I do not ask you to forget the present and imagine that it is Holy Week. Rather, I invite you to be open to the thought that you are now calling the present is Holy Week, for all time was there, is there, at the cross. - Fr. Richard John Neuhaus, Death on a Friday Afternoon
I have previously blogged on this passage here, and given the subject matter I shouldn't be surprised that it still seems relevant as I start reading this book for the fifth or sixth time. I've reflected on it so often that I will probably often find, as I'm prompted to write again by this excellent read, that there are few passages I haven't already written about. Still, this is part of my enjoyment of this great book, and I am certain it will continue to be relevant to my faith journey. I will therefore share, probably with no audience, my thoughts as I progress through it again in the upcoming Lenten season. After all, I'm in a different place from where I've ever been before, so I can expect to have new insights.

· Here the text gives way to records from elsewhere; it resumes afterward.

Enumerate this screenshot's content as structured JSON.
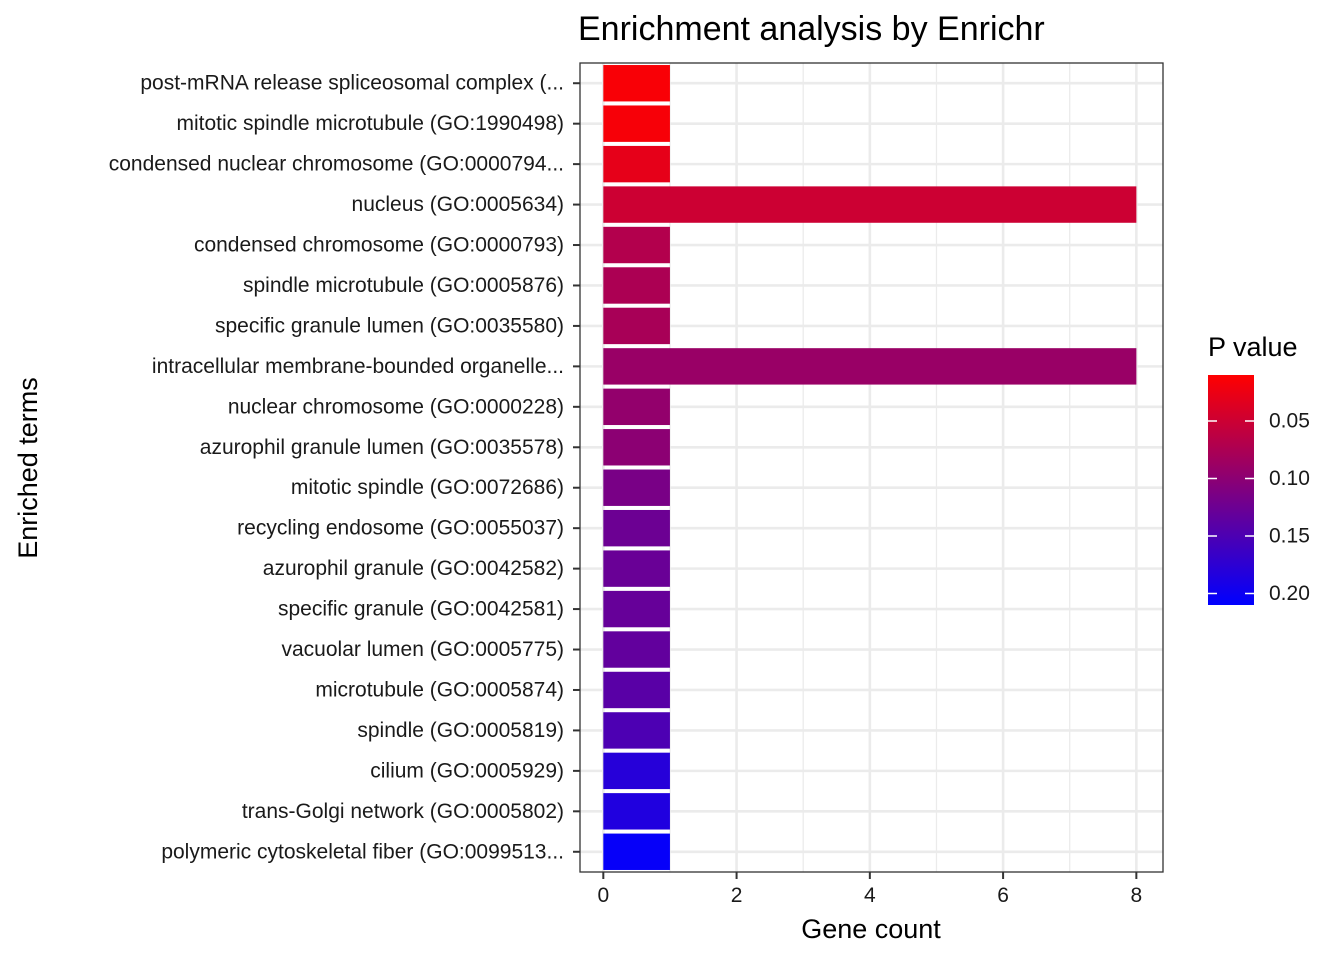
{
  "chart_data": {
    "type": "bar",
    "orientation": "horizontal",
    "title": "Enrichment analysis by Enrichr",
    "xlabel": "Gene count",
    "ylabel": "Enriched terms",
    "xlim": [
      -0.35,
      8.4
    ],
    "xticks": [
      0,
      2,
      4,
      6,
      8
    ],
    "grid": true,
    "categories": [
      "post-mRNA release spliceosomal complex (...",
      "mitotic spindle microtubule (GO:1990498)",
      "condensed nuclear chromosome (GO:0000794...",
      "nucleus (GO:0005634)",
      "condensed chromosome (GO:0000793)",
      "spindle microtubule (GO:0005876)",
      "specific granule lumen (GO:0035580)",
      "intracellular membrane-bounded organelle...",
      "nuclear chromosome (GO:0000228)",
      "azurophil granule lumen (GO:0035578)",
      "mitotic spindle (GO:0072686)",
      "recycling endosome (GO:0055037)",
      "azurophil granule (GO:0042582)",
      "specific granule (GO:0042581)",
      "vacuolar lumen (GO:0005775)",
      "microtubule (GO:0005874)",
      "spindle (GO:0005819)",
      "cilium (GO:0005929)",
      "trans-Golgi network (GO:0005802)",
      "polymeric cytoskeletal fiber (GO:0099513..."
    ],
    "values": [
      1,
      1,
      1,
      8,
      1,
      1,
      1,
      8,
      1,
      1,
      1,
      1,
      1,
      1,
      1,
      1,
      1,
      1,
      1,
      1
    ],
    "p_values": [
      0.015,
      0.016,
      0.03,
      0.05,
      0.07,
      0.075,
      0.078,
      0.09,
      0.095,
      0.1,
      0.115,
      0.125,
      0.128,
      0.13,
      0.133,
      0.14,
      0.15,
      0.18,
      0.185,
      0.205
    ],
    "legend": {
      "title": "P value",
      "placement": "right",
      "ticks": [
        "0.05",
        "0.10",
        "0.15",
        "0.20"
      ],
      "tick_values": [
        0.05,
        0.1,
        0.15,
        0.2
      ],
      "range": [
        0.01,
        0.21
      ],
      "color_low": "#ff0000",
      "color_high": "#0000ff"
    }
  }
}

I have actually tried to pick this book up a couple times in more recent years, since my last total reading. But I've always concluded that I've waited too late into Lent or Holy Week to read the whole thing. I've therefore skipped over this beginning part, and as a result missed coming back to this central point that makes the entire rest of the book work for me, as I discussed in that previous post. Relationships deepen when the present obscures other urgencies. So this year I hope to give myself the gift of fully rediscovering this treasure as I take the time to reflect on Jesus' love as revealed in this defining purpose of His Incarnation. I hope to keep the demands of life from distracting me from reading and meditating until I find something I want to reflect on, perhaps for the second or third occasion. I hope to enter more deeply still the relationship to which my loving God always calls me, being drawn more fully into the unfathomable depths of boundless Love.